Images of Our First Nations        

There are many images of first nations peoples including negative images, romantic images, racist images and many other portrayals that are inaccurate or lacking in nuance. Capturing the reality of first nations life is difficult, especially for outsiders. They do face unique hardships and challenges and it is difficult to capture aboriginal peoples as they are. That was the task undertaken by Photosensitive in 2005.

Photo by Craig Chivers

Why First Nations?

First Nations communities have traditions spanning thousands of years, influencing the national culture, while preserving their own identity. More recently, the housing conditions and standards of living within these communities have come under direct scrutiny. There was no better time for PhotoSensitive to drop into five of Ontario's most remote First Nations communities and show the images of beauty and hope to all of Canada.

In 2005, Aboriginal children in the northern communities were, on average, five years behind their counterparts in the south when it came to reading and writing. To combat this discrepancy, Aboriginal Summer literacy camps were set up for First Nations youth, a project initiated by Ontario's then lieutenant-governor, James Bartleman.

Bartleman, a member of the Mnjikaning First Nation, had grown up in tough circumstances in Port Carling, Ontario. When he became lieutenant-governor, he was dismayed by the high rate of young suicide among native teens and felt literacy might be the key to better mental health and self-esteem.

Photosensitive, Capturing Images of First Nations and the Summer of Hope Project

Andrew Stawicki, PhotoSensitive founding photographer, was eager to get on board. He quickly assembled a team that he knew would capture impactful images of the First Nations literacy camps. The images reveal the children's utter joy in the reading, the relaxing, the swimming and the camaraderie they found at camp.

Now, teenagers and young adults who live in First Nations communities are becoming staff at the camps. James Bartleman says an entire generation of Aboriginal youth in remote communities are feeling the benefits of literacy and summer fun. The images of the First Nations literacy camps give us an opportunity to witness the resilience of these communities and to share their stories.
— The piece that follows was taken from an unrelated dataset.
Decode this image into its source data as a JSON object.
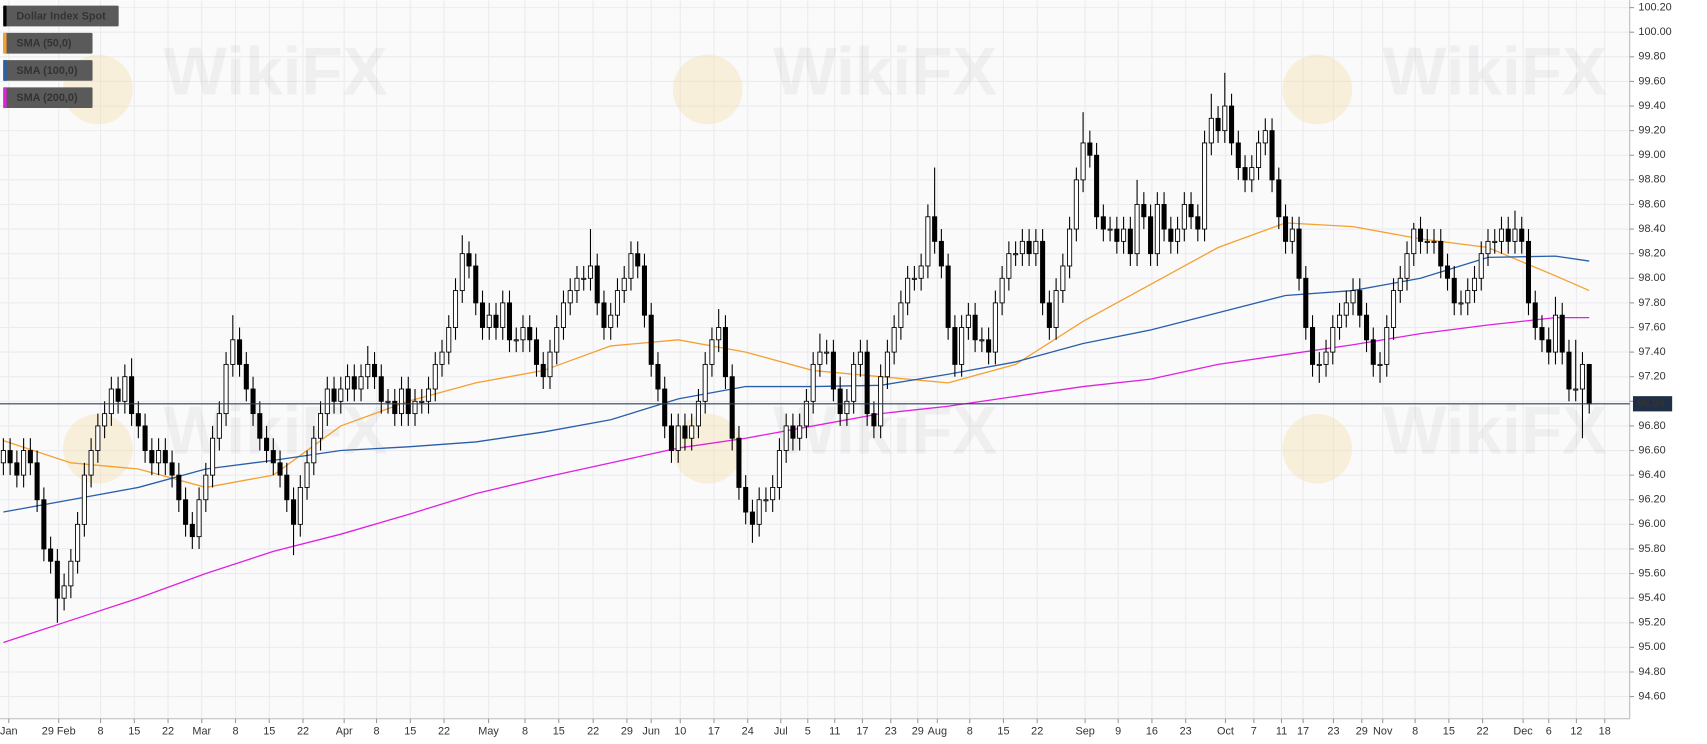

Photos and stories from the Summer of Hope project

The photo below captures the change made possible by the program. This was from Andrew's second trip to the camp, a few years after he had spent a week capturing images at the First Nations community at Pikangikum, known to have the highest suicide rate in Canada. Says Andrew, "I realized that the change in their faces was the result of creating interest in their lives, by focusing and improving their reading skills. I hope that more First Nations youth will have the same opportunity next summer."

Photo taken by Andrew Stawicki, from North Caribou Lake, Pikangikum

Although many first nations communities are very isolated there are both typical and unique connections made by the people. Below, we see children's hands working together to create a circle of connection. Photographer Craig Chivers says these first nations kids "demonstrated a determined curiosity and close connection with the global village through the internet television. It's very apparent how important literacy is for these children. Literacy gives them the tools to not only interpret and understand the cultural messages of the global village, but it also allows them to give voice to their own experiences and share them with the world."

Photo by Craig Chivers

Patti Gower remembers taking this photo and remembers being embraced by the First Nations community of Muskrat Lake.

"My experience with children is that they are truly open to the world, but unfortunate reality and circumstance often dictate that the world is not open to them. I would like to pass along my sincere thanks for the Honourable James Bartleman for his service to Canadian First Nations youth, and for recognizing the dire need for all to have access to books. His undertaking is breaking down barriers, not only for native youth, but for all of us."

Photo taken by Patti Gower, from Muskrat Dam.

This image by Peter Bregg (right, taken at Kingfisher Lake) of a young First Nations boy perched on a windowsill silhouetted while reading a book is what Summer of Hope is all about. In 2005, 365 children participated and each one went to camp for three weeks. They wrote in journals, they read books, they played sports and did crafts.

"If they can read, they can learn. If they can learn, they can make a life for themselves." – James Bartleman

Today, more than 40 First Nations Summer Literacy Camps operate in Ontario, Alberta, British Columbia and Quebec, with one of Canada's most respected literacy organization, Frontier College, organizing the volunteers.

Every summer, between sixty and one hundred campers sign up in each of the remote communities, ready to read, swim, play and just have some fun.

These PhotoSensitive images of First Nations youth will always remain in the hearts of the lucky five photographers involved.